Re: AB ile rekabet edemez hale geldik... / Ahmet TAKAN

İletigönderen Oğuz Kağan » Sal Haz 27, 2017 17:42

"Et, süt" deyip geçmeyin!..

Bayram günü... Siyaset dışı kalalım, Türkiye'nin farklı fakat çok önemli bir sorununu gündeme getirelim istedik. İstanbul Üniversitesi Veteriner Fakültesi Öğretim üyesi Prof. Dr. Kürşat Özer'e bir dokunduk bin ah işittik desek, herhalde abartı olmaz. Tarım ve hayvancılığın ülkemizdeki sorunlarını say say bitiremedi Kürşat Hoca;

" *Pazarları düzenleyici mekanizmalar yoktur veya çok zayıftır. Üreticilerin çıkarlarını sağlayacak güçlü örgütleri bulunmadığı için istikrarlı miktar ve kaliteli ürününü pazara sunma ve hak ettiği fiyatı alma konusunda sıkıntılar vardır. Perakende marjı yüksek buna mukabil çiftçinin kazancı düşüktür. Bir kaç yıldır çiğ süt üreticisi çiğ süt fiyatlarında ki spekülasyonu dile getirmeleri sonucunda Ulusal Süt Konseyi kurulmuştur. Fakat Ulusal Süt Konseyi'nin etkinliğinden, piyasayı düzene soktuğundan bahsetmek çok zor. Varlığı ancak kağıt üzerinde söz konusudur.

*Planlama yapılmaması ve fiyat istikrarsızlığı üreticiyi son derece olumsuz etkileyebilmektedir. Örneğin, et fiyatlarının ciddi yükseliş ve düşük faizli, uzun vadeli krediler nedeniyle yetiştiricilik konusunda bilgisi olmayan insanlar üretime soyunarak kaynak israfına neden olmaktadır.

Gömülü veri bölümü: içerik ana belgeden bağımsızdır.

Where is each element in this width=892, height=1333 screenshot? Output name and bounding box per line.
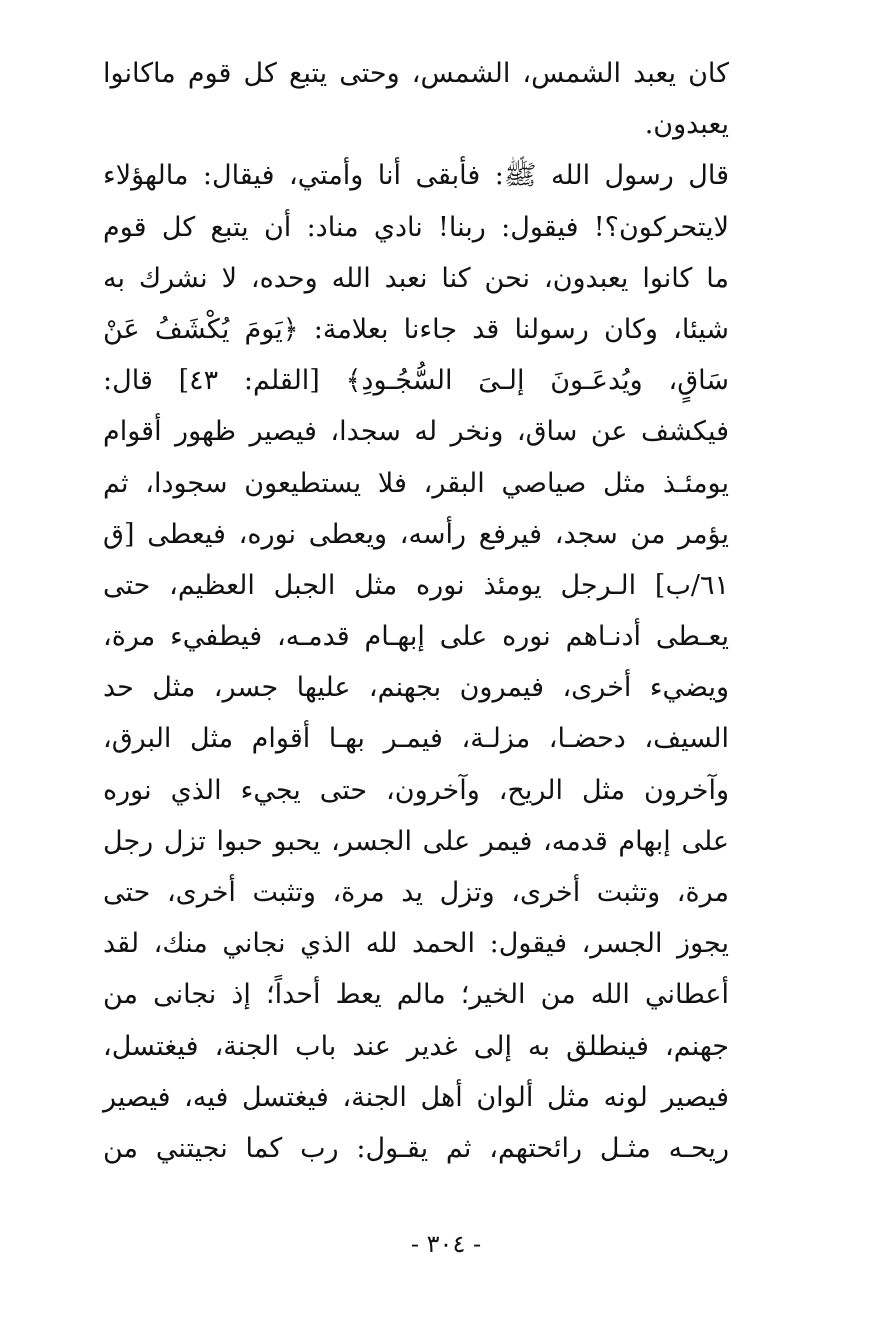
body-text [103, 48, 729, 1174]
text-line: ٦١/ب] الـرجل يومئذ نوره مثل الجبل العظيم، حتى [103, 569, 729, 601]
text-line: ما كانوا يعبدون، نحن كنا نعبد الله وحده، لا نشرك به [103, 262, 729, 294]
text-line: يومئـذ مثل صياصي البقر، فلا يستطيعون سجودا، ثم [103, 467, 729, 499]
text-line: سَاقٍ، ويُدعَـونَ إلـىَ السُّجُـودِ﴾ [القلم: ٤٣] قال: [103, 365, 729, 397]
text-line: يؤمر من سجد، فيرفع رأسه، ويعطى نوره، فيعطى [ق [103, 518, 729, 550]
page-number: - ٣٠٤ - [410, 1230, 482, 1258]
text-line: جهنم، فينطلق به إلى غدير عند باب الجنة، فيغتسل، [103, 1030, 729, 1062]
text-line: وآخرون مثل الريح، وآخرون، حتى يجيء الذي نوره [103, 774, 729, 806]
text-line: على إبهام قدمه، فيمر على الجسر، يحبو حبوا تزل رجل [103, 825, 729, 857]
text-line: شيئا، وكان رسولنا قد جاءنا بعلامة: ﴿يَومَ يُكْشَفُ عَنْ [103, 313, 729, 345]
text-line: فيكشف عن ساق، ونخر له سجدا، فيصير ظهور أقوام [103, 416, 729, 448]
text-line: لايتحركون؟! فيقول: ربنا! نادي مناد: أن يتبع كل قوم [103, 211, 729, 243]
text-line: مرة، وتثبت أخرى، وتزل يد مرة، وتثبت أخرى، حتى [103, 877, 729, 908]
text-line: فيصير لونه مثل ألوان أهل الجنة، فيغتسل فيه، فيصير [103, 1081, 729, 1113]
text-line: كان يعبد الشمس، الشمس، وحتى يتبع كل قوم ماكانوا [103, 58, 729, 89]
text-line: السيف، دحضـا، مزلـة، فيمـر بهـا أقوام مثل البرق، [103, 723, 729, 755]
text-line: أعطاني الله من الخير؛ مالم يعط أحداً؛ إذ نجانى من [103, 979, 729, 1011]
text-line: ويضيء أخرى، فيمرون بجهنم، عليها جسر، مثل حد [103, 672, 729, 704]
text-line: ريحـه مثـل رائحتهم، ثم يقـول: رب كما نجيتني من [103, 1132, 729, 1164]
text-line: يجوز الجسر، فيقول: الحمد لله الذي نجاني منك، لقد [103, 928, 729, 960]
text-line: قال رسول الله ﷺ: فأبقى أنا وأمتي، فيقال: مالهؤلاء [103, 160, 729, 192]
text-line: يعبدون. [644, 109, 729, 141]
text-line: يعـطى أدنـاهم نوره على إبهـام قدمـه، فيطفيء مرة، [103, 621, 729, 653]
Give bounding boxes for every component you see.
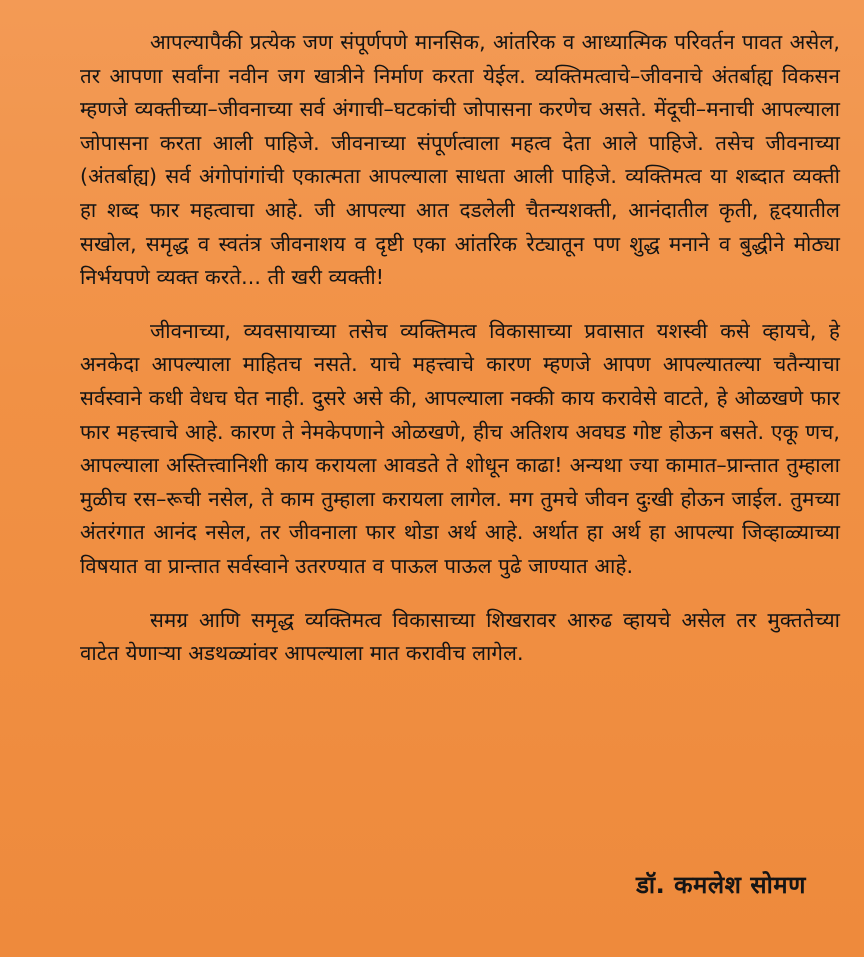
author-signature: डॉ. कमलेश सोमण [636, 871, 806, 899]
paragraph-3: समग्र आणि समृद्ध व्यक्तिमत्व विकासाच्या शिखरावर आरुढ व्हायचे असेल तर मुक्ततेच्या वाटेत येणाऱ्या अडथळ्यांवर आपल्याला मात करावीच लागेल. [80, 607, 840, 666]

*Tarımsal Kalkınma Kooperatifleri, Üretici Birlikleri, Damızlık, Sığır Yetiştiricileri Birlikleri yeterli hizmeti üreticiye sunamamaktadır. Örneğin üretilen sütün pazarlanmasında kooperatiflerin payı Avusturya'da %90, Almanya'da %52, Finlandiya'da %97, Hollanda 'da %83 ve İngiltere'de %67'dir.

*Veteriner Hekim sayısı fazla olmasına rağmen, tekniker ve teknisyen sayısının az olması nedeniyle ihtiyaca yanıt verecek uzman iş gücü, planlaması da bulunmamaktadır. Kaçak hayvan girişi engellenemediğinden komşu ülkelerden salgın hastalık tehdidi önlenememektedir.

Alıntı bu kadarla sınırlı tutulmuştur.